Accepting and Understanding Sickle Cell
I first understood what it meant to have sickle cell when I had my first crisis at 19. It is definitely different growing up as someone living with sickle cell without a memory of a sickle cell crisis.
Learning about sickle cell growing up
As a child, I heard stories of how people living with sickle cell are always in pain and admitted to the hospital for days. It wasn't something I could relate to.
Feeling different
Throughout my childhood, I did not have any crises. Although, I didn't look like other kids. I was smaller with pale skin and yellow eyes. This made me feel different compared to other kids. It made me feel more like an outcast.
I was like a kid on the fence who believes he does not live with sickle cell because he hasn't had a crisis yet and doesn't look like others.
I didn't understand
It was a lot to deal with, trying to find myself. Having sickle cell was just a word. I didn't understand what it meant to live with sickle cell until my late teens, precisely when I was 19.
My first crisis
At 19, I had my first sickle cell crisis (vaso-occlusive crisis). That was the first time I heard the word vaso-occlusive crisis and also experienced it.
It was in my second year at the university. I was preparing for my second-semester examination. This was a day before the exam.
More than a mild pain
While I was preparing, I felt a mild backache. It wasn't new for me to feel backache. They came briefly and stopped after I took a rest.
As naive as I was, I thought it was just another mild back pain that would leave after few minutes, so I decided to take a nap. A few minutes later, I was crying and groaning in pain. The backache had grown into a stabbing pain all over my body. Finally, I was in the hospital receiving treatment, fighting for my life.
That was my experience with a vaso-occlusive crisis.
Accepting myself
That experience was more of emancipation and self-acceptance for me. It gave my life a new reality, one without self-denial.

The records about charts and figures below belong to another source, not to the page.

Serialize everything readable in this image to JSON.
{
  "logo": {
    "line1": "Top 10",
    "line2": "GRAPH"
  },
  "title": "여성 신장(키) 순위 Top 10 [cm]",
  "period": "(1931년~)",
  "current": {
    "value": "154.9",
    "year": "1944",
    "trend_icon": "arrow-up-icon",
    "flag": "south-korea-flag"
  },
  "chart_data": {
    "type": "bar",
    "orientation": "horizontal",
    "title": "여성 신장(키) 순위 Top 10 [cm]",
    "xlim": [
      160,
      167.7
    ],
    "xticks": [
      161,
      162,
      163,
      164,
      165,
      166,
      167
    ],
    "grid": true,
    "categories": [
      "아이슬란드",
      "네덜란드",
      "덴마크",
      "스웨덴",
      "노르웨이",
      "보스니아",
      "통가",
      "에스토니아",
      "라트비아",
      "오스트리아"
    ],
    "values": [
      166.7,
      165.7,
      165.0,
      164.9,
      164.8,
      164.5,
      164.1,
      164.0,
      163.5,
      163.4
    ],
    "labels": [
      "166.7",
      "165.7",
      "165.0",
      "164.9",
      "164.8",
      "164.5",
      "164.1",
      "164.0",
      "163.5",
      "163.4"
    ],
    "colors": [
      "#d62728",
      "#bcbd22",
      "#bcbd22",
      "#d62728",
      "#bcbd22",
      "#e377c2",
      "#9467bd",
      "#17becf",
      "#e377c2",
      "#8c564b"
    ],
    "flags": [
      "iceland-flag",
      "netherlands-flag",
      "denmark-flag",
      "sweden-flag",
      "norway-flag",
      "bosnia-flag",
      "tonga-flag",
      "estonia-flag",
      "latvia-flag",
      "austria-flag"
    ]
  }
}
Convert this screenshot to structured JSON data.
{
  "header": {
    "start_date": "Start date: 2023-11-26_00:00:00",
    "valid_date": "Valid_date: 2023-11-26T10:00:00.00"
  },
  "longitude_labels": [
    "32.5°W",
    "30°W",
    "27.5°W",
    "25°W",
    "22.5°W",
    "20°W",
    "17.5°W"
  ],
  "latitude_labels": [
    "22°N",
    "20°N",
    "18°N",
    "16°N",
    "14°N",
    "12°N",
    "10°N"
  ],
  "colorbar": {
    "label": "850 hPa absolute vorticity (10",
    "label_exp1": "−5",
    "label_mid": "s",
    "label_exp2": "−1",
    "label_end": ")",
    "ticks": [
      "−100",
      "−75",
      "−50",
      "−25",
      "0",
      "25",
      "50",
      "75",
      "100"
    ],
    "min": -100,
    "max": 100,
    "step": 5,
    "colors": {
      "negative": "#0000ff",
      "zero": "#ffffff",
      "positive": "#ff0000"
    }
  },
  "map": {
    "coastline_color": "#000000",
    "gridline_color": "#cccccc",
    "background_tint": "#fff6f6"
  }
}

That crisis made me understand not only the pain other warriors go through with vaso-occlusive crises, but also taught me that there is more to sickle cell than crises.
Different kinds of pain
There's the mild crisis that lasts hours or minutes. These ones can be treated at home with just rest or a mild pain killer.
Then there is the crisis that earns you weeks in the hospital. It is these ones that a lot of people like my younger self think when they hear sickle cell.
There are also complications that never announce before showing up. An example is avascular necrosis, which I have been dealing with since 2016.
Mental health impacts
All of these combined can also have an effect on your mental health which makes sickle cell disorder a complete package.
Let's break the myths around sickle cell
There is a need to let the world know that sickle cell is not just about vaso-occlusive crisis so that we can break the myth that everyone living with sickle cell is always in pain and live in the hospital.
This will not only help the community pass out information but also help warriors feel better about themselves. It will help warriors be okay with being different from other warriors.